Several high-profile journalists employed by Russian state media have resigned following the dramatic anti-war protest carried out by a producer live on air on one of the country’s state-run channels earlier this week.
Marina Ovsyannikova, an editor for state-run broadcaster Channel One, flashed an anti-war sign that said “Stop the war!” and interrupted the broadcast by saying “They’re lying to you here” live on TV.
Now other journalists are taking action. Zhanna Agalakova, Ms Ovsyannikova’s Channel one colleague, has resigned as Paris correspondent after being employed by the state-run channel since 1999. Her resignation, which she termed “freedom”, will be effective from Friday.
“The reason is obvious,” she told independent news website Meduza Project. “My freedom begins Friday, I’m awaiting this moment.”
Lilia Gildeyeva, an anchor for the state-owned NTV channel, also resigned. She worked for the channel since 2006.
She said she had left the country before submitting the resignation, fearing possible restrictions on movement.
“I left [Russia] first because I was afraid they would not let me go just like that, then I submitted my resignation,” she told independent Russian journalist and well-known blogger Ilya Varlamov.
Vadim Glusker was another journalist who resigned from NTV this month as Russia’s offensive against Ukraine continued.
Apart from the three resignations at NTV and Channel One, chief editor Maria Baronova of RT, formerly known as Russia Today, also resigned from the channel.
Several foreign reporters who worked for RT quit during the invasion as well, including London correspondent Shadia Edwards-Dashti, who quit on the day the invasion started without giving a reason.
French presenter Frédéric Taddeï and Moscow-based Jonny Tickle, both employed by RT, have also quit.
The growing opposition in the country for its ongoing war against Ukraine has come even as Vladimir Putin has attempted to stifle opposition to war by enacting a law to punish anyone who spreads what they deem “false news” about its Ukraine invasion. Those who resist can face upto 15 years of imprisonment.
The country’s independent media has also come under mounting pressure.
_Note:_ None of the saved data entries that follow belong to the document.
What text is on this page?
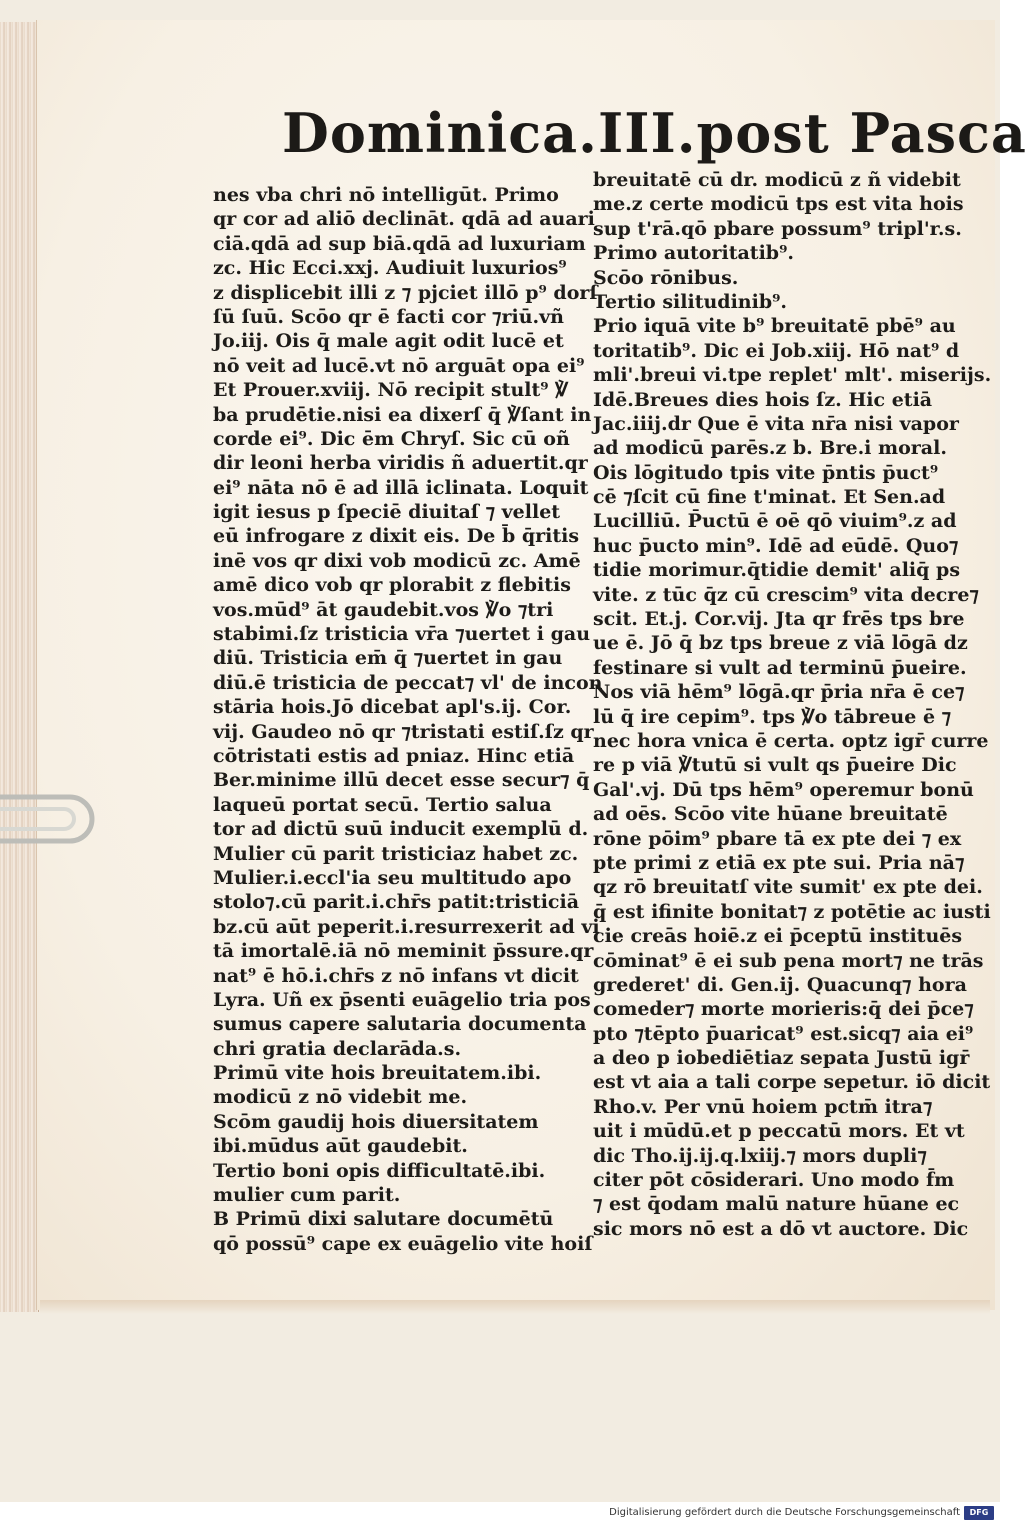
Dominica.III.post Pasca
nes vba chri nō intelligūt. Primo
qr cor ad aliō declināt. qdā ad auari
ciā.qdā ad sup biā.qdā ad luxuriam
zc. Hic Ecci.xxj. Audiuit luxurios⁹
z displicebit illi z ⁊ pjciet illō p⁹ dorſ
ſū ſuū. Scōo qr ē facti cor ⁊riū.vñ
Jo.iij. Ois q̄ male agit odit lucē et
nō veit ad lucē.vt nō arguāt opa ei⁹
Et Prouer.xviij. Nō recipit stult⁹ ℣
ba prudētie.nisi ea dixerſ q̄ ℣ſant in
corde ei⁹. Dic ēm Chryſ. Sic cū oñ
dir leoni herba viridis ñ aduertit.qr
ei⁹ nāta nō ē ad illā iclinata. Loquit
igit iesus p ſpeciē diuitaſ ⁊ vellet
eū infrogare z dixit eis. De b̄ q̄ritis
inē vos qr dixi vob modicū zc. Amē
amē dico vob qr plorabit z flebitis
vos.mūd⁹ āt gaudebit.vos ℣o ⁊tri
stabimi.ſz tristicia vr̄a ⁊uertet i gau
diū. Tristicia em̄ q̄ ⁊uertet in gau
diū.ē tristicia de peccat⁊ vl' de incon
stāria hois.Jō dicebat apl's.ij. Cor.
vij. Gaudeo nō qr ⁊tristati estiſ.ſz qr
cōtristati estis ad pniaz. Hinc etiā
Ber.minime illū decet esse secur⁊ q̄
laqueū portat secū. Tertio salua
tor ad dictū suū inducit exemplū d.
Mulier cū parit tristiciaz habet zc.
Mulier.i.eccl'ia seu multitudo apo
stolo⁊.cū parit.i.chr̄s patit:tristiciā
bz.cū aūt peperit.i.resurrexerit ad vi
tā imortalē.iā nō meminit p̄ssure.qr
nat⁹ ē hō.i.chr̄s z nō infans vt dicit
Lyra. Uñ ex p̄senti euāgelio tria pos
sumus capere salutaria documenta
chri gratia declarāda.s.
Primū vite hois breuitatem.ibi.
modicū z nō videbit me.
Scōm gaudij hois diuersitatem
ibi.mūdus aūt gaudebit.
Tertio boni opis difficultatē.ibi.
mulier cum parit.
B Primū dixi salutare documētū
qō possū⁹ cape ex euāgelio vite hoiſ
breuitatē cū dr. modicū z ñ videbit
me.z certe modicū tps est vita hois
sup t'rā.qō pbare possum⁹ tripl'r.s.
Primo autoritatib⁹.
Scōo rōnibus.
Tertio silitudinib⁹.
Prio iquā vite b⁹ breuitatē pbē⁹ au
toritatib⁹. Dic ei Job.xiij. Hō nat⁹ d
mli'.breui vi.tpe replet' mlt'. miserijs.
Idē.Breues dies hois ſz. Hic etiā
Jac.iiij.dr Que ē vita nr̄a nisi vapor
ad modicū parēs.z b. Bre.i moral.
Ois lōgitudo tpis vite p̄ntis p̄uct⁹
cē ⁊ſcit cū fine t'minat. Et Sen.ad
Lucilliū. P̄uctū ē oē qō viuim⁹.z ad
huc p̄ucto min⁹. Idē ad eūdē. Quo⁊
tidie morimur.q̄tidie demit' aliq̄ ps
vite. z tūc q̄z cū crescim⁹ vita decre⁊
scit. Et.j. Cor.vij. Jta qr frēs tps bre
ue ē. Jō q̄ bz tps breue z viā lōgā dz
festinare si vult ad terminū p̄ueire.
Nos viā hēm⁹ lōgā.qr p̄ria nr̄a ē ce⁊
lū q̄ ire cepim⁹. tps ℣o tābreue ē ⁊
nec hora vnica ē certa. optz igr̄ curre
re p viā ℣tutū si vult qs p̄ueire Dic
Gal'.vj. Dū tps hēm⁹ operemur bonū
ad oēs. Scōo vite hūane breuitatē
rōne pōim⁹ pbare tā ex pte dei ⁊ ex
pte primi z etiā ex pte sui. Pria nā⁊
qz rō breuitatſ vite sumit' ex pte dei.
q̄ est ifinite bonitat⁊ z potētie ac iusti
cie creās hoiē.z ei p̄ceptū instituēs
cōminat⁹ ē ei sub pena mort⁊ ne trās
grederet' di. Gen.ij. Quacunq⁊ hora
comeder⁊ morte morieris:q̄ dei p̄ce⁊
pto ⁊tēpto p̄uaricat⁹ est.sicq⁊ aia ei⁹
a deo p iobediētiaz sepata Justū igr̄
est vt aia a tali corpe sepetur. iō dicit
Rho.v. Per vnū hoiem pctm̄ itra⁊
uit i mūdū.et p peccatū mors. Et vt
dic Tho.ij.ij.q.lxiij.⁊ mors dupli⁊
citer pōt cōsiderari. Uno modo f̄m
⁊ est q̄odam malū nature hūane ec
sic mors nō est a dō vt auctore. Dic
Digitalisierung gefördert durch die Deutsche Forschungsgemeinschaft	DFG
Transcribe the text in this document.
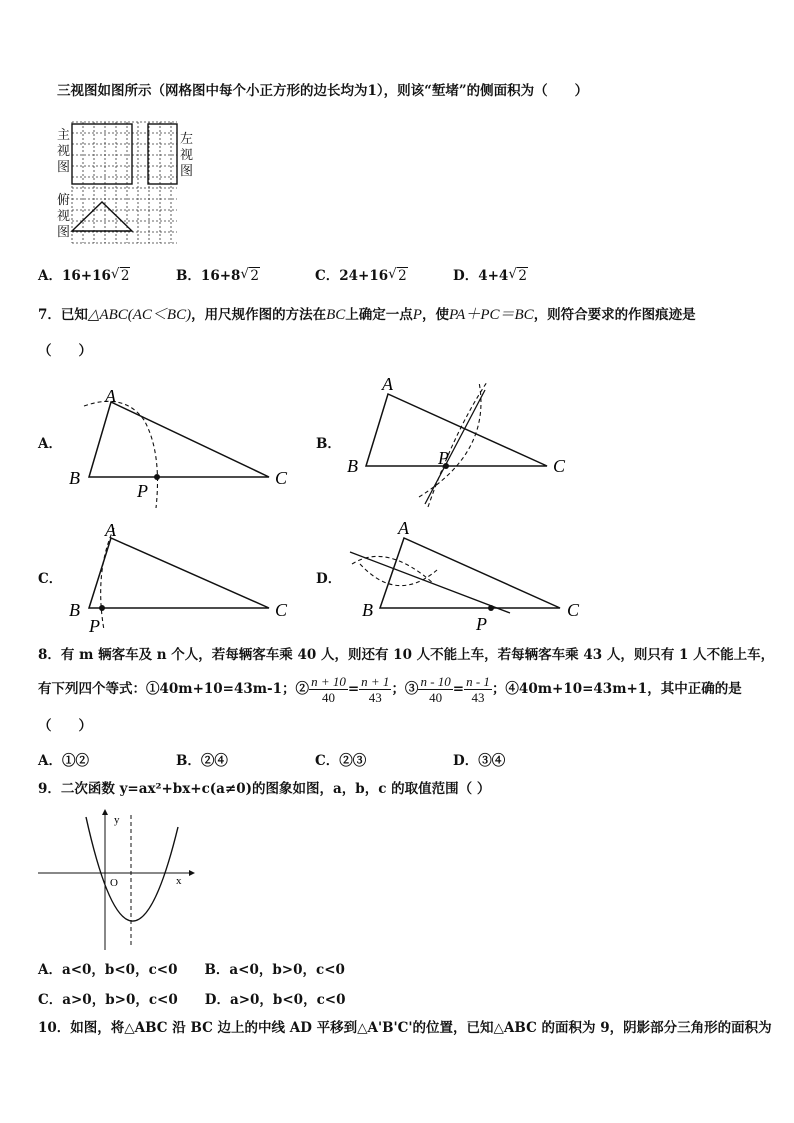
三视图如图所示（网格图中每个小正方形的边长均为1），则该“堑堵”的侧面积为（　　）
主
视
图
左
视
图
俯
视
图
A．16+16 √ 2	B．16+8 √ 2	C．24+16 √ 2	D．4+4 √ 2
7．已知△ABC(AC＜BC)，用尺规作图的方法在BC上确定一点P，使PA＋PC＝BC，则符合要求的作图痕迹是
（　　）
A．
A
B	C
P
B．
A
B	C
P
C．
A
B	C
P
D．
A
B	C
P
8．有 m 辆客车及 n 个人，若每辆客车乘 40 人，则还有 10 人不能上车，若每辆客车乘 43 人，则只有 1 人不能上车，
有下列四个等式：①40m+10=43m-1；② $\frac{n + 10}{40} = \frac{n + 1}{43}$ ；③ $\frac{n - 10}{40} = \frac{n - 1}{43}$ ；④40m+10=43m+1，其中正确的是
（　　）
A．①②	B．②④	C．②③	D．③④
9．二次函数 y=ax²+bx+c(a≠0)的图象如图，a，b，c 的取值范围（ ）
y
x
O
A．a<0，b<0，c<0　　B．a<0，b>0，c<0
C．a>0，b>0，c<0　　D．a>0，b<0，c<0
10．如图，将△ABC 沿 BC 边上的中线 AD 平移到△A'B'C'的位置，已知△ABC 的面积为 9，阴影部分三角形的面积为
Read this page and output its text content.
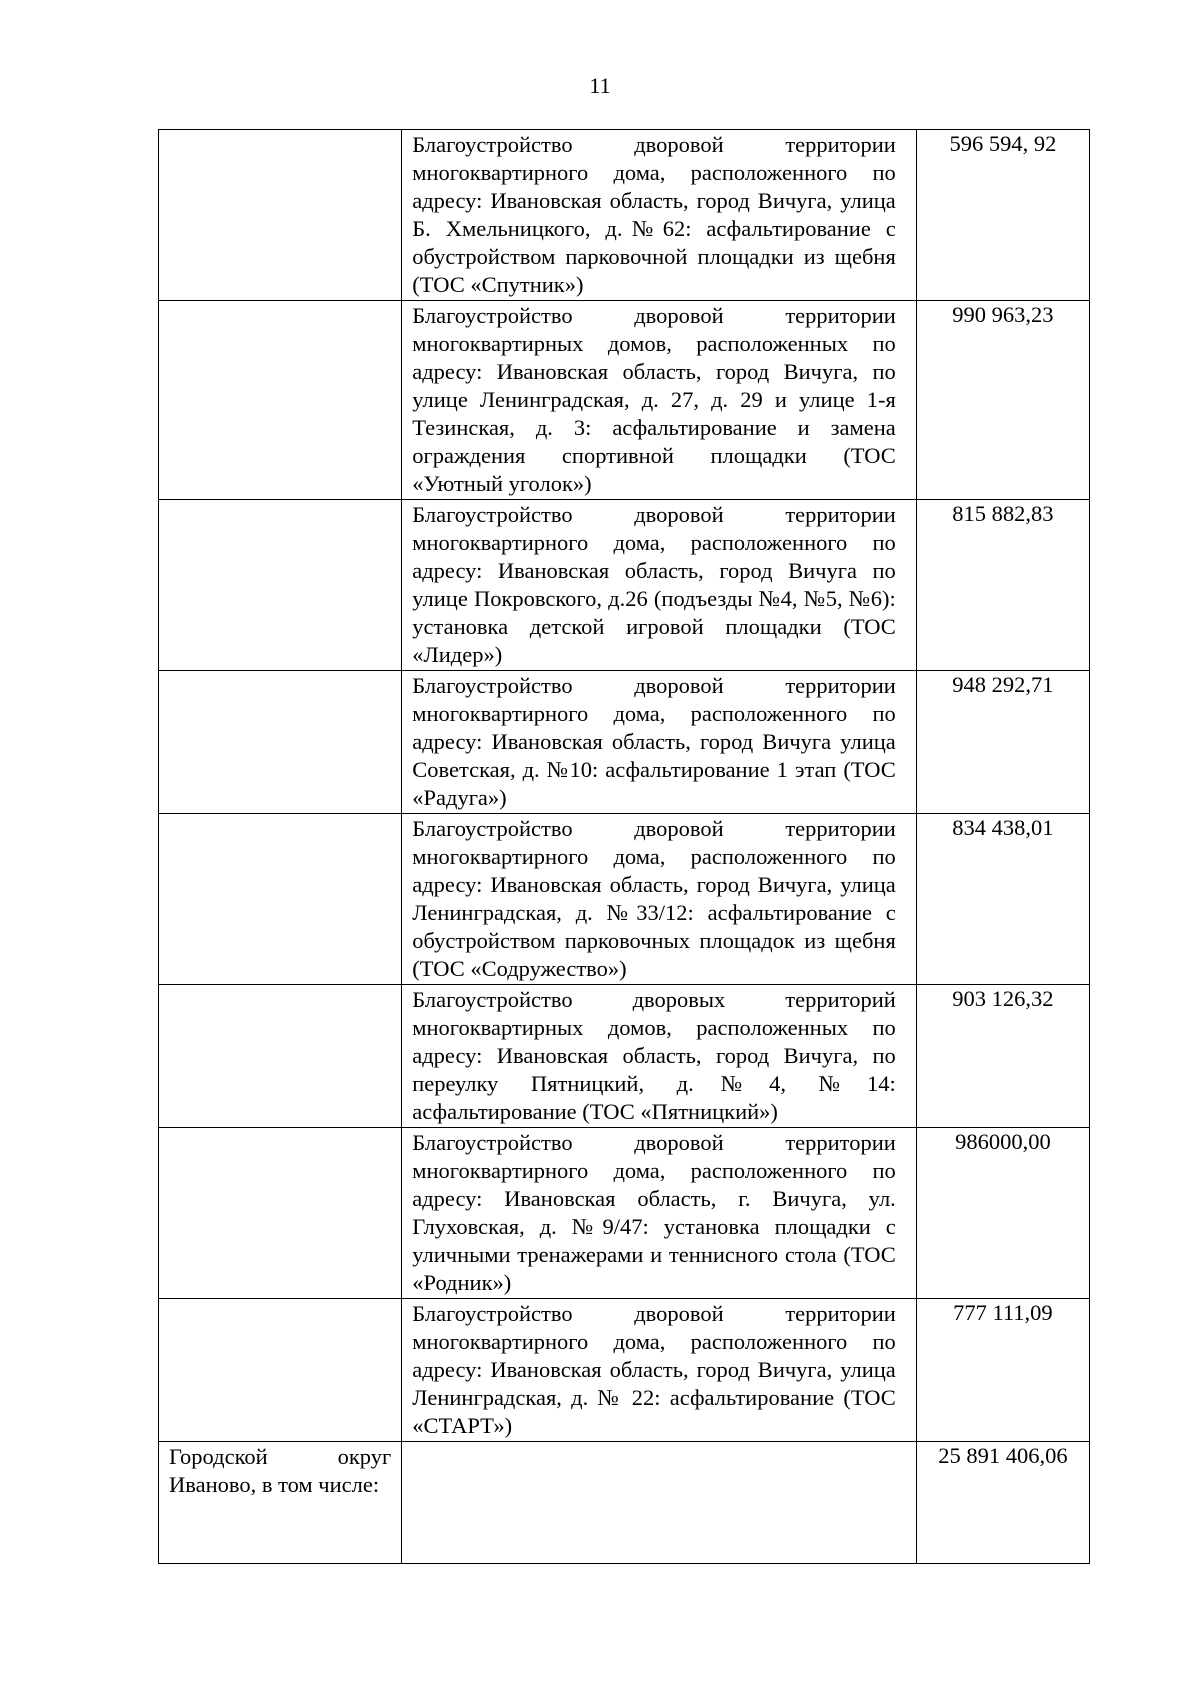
11

	Благоустройство дворовой территории многоквартирного дома, расположенного по адресу: Ивановская область, город Вичуга, улица Б. Хмельницкого, д.№62: асфальтирование с обустройством парковочной площадки из щебня (ТОС «Спутник»)	596 594, 92

	Благоустройство дворовой территории многоквартирных домов, расположенных по адресу: Ивановская область, город Вичуга, по улице Ленинградская, д. 27, д. 29 и улице 1-я Тезинская, д. 3: асфальтирование и замена ограждения спортивной площадки (ТОС «Уютный уголок»)	990 963,23

	Благоустройство дворовой территории многоквартирного дома, расположенного по адресу: Ивановская область, город Вичуга по улице Покровского, д.26 (подъезды №4, №5, №6): установка детской игровой площадки (ТОС «Лидер»)	815 882,83

	Благоустройство дворовой территории многоквартирного дома, расположенного по адресу: Ивановская область, город Вичуга улица Советская, д. №10: асфальтирование 1 этап (ТОС «Радуга»)	948 292,71

	Благоустройство дворовой территории многоквартирного дома, расположенного по адресу: Ивановская область, город Вичуга, улица Ленинградская, д. №33/12: асфальтирование с обустройством парковочных площадок из щебня (ТОС «Содружество»)	834 438,01

	Благоустройство дворовых территорий многоквартирных домов, расположенных по адресу: Ивановская область, город Вичуга, по переулку Пятницкий, д.№4, №14: асфальтирование (ТОС «Пятницкий»)	903 126,32

	Благоустройство дворовой территории многоквартирного дома, расположенного по адресу: Ивановская область, г. Вичуга, ул. Глуховская, д. №9/47: установка площадки с уличными тренажерами и теннисного стола (ТОС «Родник»)	986000,00

	Благоустройство дворовой территории многоквартирного дома, расположенного по адресу: Ивановская область, город Вичуга, улица Ленинградская, д. № 22: асфальтирование (ТОС «СТАРТ»)	777 111,09

Городской округ Иваново, в том числе:		25 891 406,06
The entire staff of Russia’s Dozhd (TV Rain) walked out live on air after they declared “no to war” in its last telecast, because of the Ukraine invasion. The channel played the ‘Swan Lake’ ballet video in its last telecast. The video had also been shown on state-run TV channels in Russia after the collapse of Soviet Union in 1991.
Talk show host Ivan Urgant has also taken a sabbatical from hosting his prime-time Evening Urgant show on Channel One after posting an anti-war message on Instagram that said: “Fear and pain. No war”.
Ms Ovsyannikova was detained and questioned for 14 hours before being fined 30,000 roubles (£214) on a charge of organising an unauthorised public event.